Yeah, it really depends.

People get confused - and it's a bit misleading to the novice. FLAC only comes with certain bitrates. Because it's lossless, it must be (or is assumed to have been created as) a certain bitrate - that is a certain amount of information per second. The other formats can be encoded at a lower bitrate, that is less data per second of recording. There are also things like compression, but that's not really important.

FLAC's minimum bitrate is something like 192 - that's 192 bits of data per second. Other formats can go much, much lower - even down to 16 bits per second. I think WAV can even go down to 8 bits per second. Old video came consoles? Those were 8 and 16 bits per second, graphics and music.

So, the chart that I linked will tell you their sizes when the file is the same and when the bitrates are the same.

[–] B3bomber 0 points 1 points (+1|-0) ago  (edited ago)

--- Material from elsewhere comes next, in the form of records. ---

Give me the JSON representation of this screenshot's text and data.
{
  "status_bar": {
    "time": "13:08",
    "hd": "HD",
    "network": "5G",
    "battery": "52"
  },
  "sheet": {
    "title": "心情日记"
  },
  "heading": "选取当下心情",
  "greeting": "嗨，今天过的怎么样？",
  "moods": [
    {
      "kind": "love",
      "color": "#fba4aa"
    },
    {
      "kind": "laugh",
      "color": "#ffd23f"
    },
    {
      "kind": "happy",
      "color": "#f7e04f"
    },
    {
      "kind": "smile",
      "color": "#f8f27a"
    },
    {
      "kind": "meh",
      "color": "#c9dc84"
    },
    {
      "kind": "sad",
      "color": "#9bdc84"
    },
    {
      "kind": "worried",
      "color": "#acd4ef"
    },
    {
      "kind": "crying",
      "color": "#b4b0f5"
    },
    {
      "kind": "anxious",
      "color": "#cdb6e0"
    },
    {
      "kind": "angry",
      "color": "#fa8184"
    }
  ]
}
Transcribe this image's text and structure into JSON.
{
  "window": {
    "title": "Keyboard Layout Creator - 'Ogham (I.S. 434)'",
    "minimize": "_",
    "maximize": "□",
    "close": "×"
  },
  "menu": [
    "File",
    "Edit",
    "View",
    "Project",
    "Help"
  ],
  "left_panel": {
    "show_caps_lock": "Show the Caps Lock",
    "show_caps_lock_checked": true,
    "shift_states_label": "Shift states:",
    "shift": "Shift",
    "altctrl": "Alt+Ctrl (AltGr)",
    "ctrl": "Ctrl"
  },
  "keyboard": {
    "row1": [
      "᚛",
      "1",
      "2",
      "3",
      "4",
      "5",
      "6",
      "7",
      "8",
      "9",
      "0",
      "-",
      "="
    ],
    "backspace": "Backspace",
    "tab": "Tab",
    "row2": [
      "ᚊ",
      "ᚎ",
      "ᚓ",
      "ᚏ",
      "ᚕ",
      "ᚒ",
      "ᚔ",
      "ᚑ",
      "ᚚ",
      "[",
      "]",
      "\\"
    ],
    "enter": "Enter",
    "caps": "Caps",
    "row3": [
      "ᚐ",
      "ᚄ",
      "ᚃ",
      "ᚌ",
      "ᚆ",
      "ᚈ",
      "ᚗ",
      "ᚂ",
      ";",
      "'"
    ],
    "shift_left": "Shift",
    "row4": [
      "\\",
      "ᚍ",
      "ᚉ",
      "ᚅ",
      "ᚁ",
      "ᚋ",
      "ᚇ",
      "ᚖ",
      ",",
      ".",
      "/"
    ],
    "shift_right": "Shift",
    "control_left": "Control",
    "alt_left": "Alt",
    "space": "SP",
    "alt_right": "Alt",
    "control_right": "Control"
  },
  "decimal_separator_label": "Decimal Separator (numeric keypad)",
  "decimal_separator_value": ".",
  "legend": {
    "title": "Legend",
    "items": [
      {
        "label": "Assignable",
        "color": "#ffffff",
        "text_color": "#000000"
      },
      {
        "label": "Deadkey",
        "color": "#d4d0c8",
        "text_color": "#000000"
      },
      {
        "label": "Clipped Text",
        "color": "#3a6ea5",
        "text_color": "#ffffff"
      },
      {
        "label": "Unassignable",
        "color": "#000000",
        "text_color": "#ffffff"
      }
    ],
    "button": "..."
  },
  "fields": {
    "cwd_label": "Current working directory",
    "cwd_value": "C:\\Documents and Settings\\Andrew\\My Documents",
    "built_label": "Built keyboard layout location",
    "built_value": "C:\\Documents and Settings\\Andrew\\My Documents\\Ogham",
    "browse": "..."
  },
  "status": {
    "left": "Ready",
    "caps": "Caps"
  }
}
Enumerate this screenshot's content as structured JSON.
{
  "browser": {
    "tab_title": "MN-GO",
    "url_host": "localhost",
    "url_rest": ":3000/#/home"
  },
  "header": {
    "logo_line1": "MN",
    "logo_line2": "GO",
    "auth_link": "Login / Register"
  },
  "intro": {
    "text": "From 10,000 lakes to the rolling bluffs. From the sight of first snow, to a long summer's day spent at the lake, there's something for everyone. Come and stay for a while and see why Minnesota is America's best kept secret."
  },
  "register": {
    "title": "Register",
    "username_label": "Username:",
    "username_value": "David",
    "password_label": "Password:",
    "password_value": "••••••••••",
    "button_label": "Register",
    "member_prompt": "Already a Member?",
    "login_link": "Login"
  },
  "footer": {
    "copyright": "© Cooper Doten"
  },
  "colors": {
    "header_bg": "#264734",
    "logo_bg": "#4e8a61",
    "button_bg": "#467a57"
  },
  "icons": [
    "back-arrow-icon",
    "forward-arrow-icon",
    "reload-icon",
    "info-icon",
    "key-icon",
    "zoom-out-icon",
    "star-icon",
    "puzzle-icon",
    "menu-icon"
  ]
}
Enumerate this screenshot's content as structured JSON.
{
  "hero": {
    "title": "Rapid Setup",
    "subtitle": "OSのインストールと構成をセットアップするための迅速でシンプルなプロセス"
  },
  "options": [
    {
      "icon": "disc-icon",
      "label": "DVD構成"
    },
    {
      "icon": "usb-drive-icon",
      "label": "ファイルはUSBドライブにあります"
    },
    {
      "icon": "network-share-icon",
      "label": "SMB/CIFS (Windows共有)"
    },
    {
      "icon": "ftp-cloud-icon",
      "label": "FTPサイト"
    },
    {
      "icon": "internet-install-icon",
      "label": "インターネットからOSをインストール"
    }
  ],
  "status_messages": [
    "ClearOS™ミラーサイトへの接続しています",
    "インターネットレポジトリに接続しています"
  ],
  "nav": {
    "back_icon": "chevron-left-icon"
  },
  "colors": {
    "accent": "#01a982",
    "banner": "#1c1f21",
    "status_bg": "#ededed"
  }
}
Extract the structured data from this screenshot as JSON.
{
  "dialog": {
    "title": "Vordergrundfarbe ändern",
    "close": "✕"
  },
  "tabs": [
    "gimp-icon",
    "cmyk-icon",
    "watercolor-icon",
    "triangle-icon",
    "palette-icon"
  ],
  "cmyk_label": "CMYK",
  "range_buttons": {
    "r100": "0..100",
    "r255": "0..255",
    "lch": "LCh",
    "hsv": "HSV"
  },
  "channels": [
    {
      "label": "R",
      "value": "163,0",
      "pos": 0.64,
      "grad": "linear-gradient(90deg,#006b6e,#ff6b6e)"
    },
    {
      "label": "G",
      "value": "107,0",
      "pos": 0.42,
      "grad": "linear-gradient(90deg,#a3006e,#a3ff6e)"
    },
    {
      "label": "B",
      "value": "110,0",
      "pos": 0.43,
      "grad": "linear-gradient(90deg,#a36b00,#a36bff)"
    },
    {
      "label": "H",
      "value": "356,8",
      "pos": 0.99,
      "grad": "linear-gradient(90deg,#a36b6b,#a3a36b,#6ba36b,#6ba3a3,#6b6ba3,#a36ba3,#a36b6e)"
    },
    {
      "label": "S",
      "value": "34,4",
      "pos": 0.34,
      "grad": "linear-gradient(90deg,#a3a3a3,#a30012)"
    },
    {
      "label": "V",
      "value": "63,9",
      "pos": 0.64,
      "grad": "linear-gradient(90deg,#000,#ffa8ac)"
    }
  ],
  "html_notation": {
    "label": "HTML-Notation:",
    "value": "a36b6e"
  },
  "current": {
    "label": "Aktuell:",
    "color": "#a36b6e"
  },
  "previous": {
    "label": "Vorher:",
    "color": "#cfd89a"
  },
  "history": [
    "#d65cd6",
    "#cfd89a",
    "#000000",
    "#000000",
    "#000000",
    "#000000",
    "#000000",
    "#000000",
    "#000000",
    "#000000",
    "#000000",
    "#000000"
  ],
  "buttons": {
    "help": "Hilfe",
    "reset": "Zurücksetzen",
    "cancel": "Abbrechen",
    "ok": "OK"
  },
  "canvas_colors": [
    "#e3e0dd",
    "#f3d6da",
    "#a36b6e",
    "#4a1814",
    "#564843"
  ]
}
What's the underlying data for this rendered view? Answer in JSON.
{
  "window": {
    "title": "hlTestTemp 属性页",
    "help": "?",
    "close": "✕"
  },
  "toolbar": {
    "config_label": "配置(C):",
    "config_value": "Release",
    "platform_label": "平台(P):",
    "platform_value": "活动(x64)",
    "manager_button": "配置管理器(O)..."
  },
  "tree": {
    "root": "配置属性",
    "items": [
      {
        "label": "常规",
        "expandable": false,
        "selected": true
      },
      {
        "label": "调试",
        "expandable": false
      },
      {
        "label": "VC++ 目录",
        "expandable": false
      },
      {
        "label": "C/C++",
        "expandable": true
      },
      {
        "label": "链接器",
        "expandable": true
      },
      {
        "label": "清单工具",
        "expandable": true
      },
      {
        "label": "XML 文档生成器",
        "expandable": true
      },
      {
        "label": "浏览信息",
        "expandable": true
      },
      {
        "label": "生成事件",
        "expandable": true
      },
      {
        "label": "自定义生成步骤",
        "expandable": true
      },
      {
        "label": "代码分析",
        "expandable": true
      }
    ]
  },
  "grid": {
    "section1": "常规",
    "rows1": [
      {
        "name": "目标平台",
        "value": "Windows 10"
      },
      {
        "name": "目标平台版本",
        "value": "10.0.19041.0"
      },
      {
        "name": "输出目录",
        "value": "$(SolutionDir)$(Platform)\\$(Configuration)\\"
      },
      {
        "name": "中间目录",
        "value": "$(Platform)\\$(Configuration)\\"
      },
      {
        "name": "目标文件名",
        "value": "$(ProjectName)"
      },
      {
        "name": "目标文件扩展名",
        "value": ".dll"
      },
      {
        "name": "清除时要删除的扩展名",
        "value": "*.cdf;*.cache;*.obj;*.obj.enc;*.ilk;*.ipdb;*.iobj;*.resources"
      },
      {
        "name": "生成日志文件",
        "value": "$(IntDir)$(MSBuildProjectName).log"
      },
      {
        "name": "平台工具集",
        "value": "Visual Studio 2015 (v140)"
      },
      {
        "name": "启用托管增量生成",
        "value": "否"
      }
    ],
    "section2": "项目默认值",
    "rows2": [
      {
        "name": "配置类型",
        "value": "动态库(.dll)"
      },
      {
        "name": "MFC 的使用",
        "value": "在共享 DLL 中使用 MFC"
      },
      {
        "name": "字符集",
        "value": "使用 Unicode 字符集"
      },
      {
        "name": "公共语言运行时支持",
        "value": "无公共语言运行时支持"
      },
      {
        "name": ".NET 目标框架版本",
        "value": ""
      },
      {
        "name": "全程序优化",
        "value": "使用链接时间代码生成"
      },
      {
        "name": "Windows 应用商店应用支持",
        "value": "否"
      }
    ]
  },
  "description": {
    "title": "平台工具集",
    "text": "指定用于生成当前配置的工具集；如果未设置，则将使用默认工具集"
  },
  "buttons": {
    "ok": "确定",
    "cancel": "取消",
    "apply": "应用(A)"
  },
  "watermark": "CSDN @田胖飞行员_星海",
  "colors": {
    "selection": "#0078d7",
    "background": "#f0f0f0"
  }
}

I would hope the FLAC users would either use it as the base recording format (with proper settings to preserve the data) or direct conversion from .wav.

What usually happens is some jackass gets a youtube quality .mp3 and then converts it to something else to pass off has high quality. What's sadder still is most people (especially audiophiles) are tone deaf to the missing data (this was tested, scientifically.).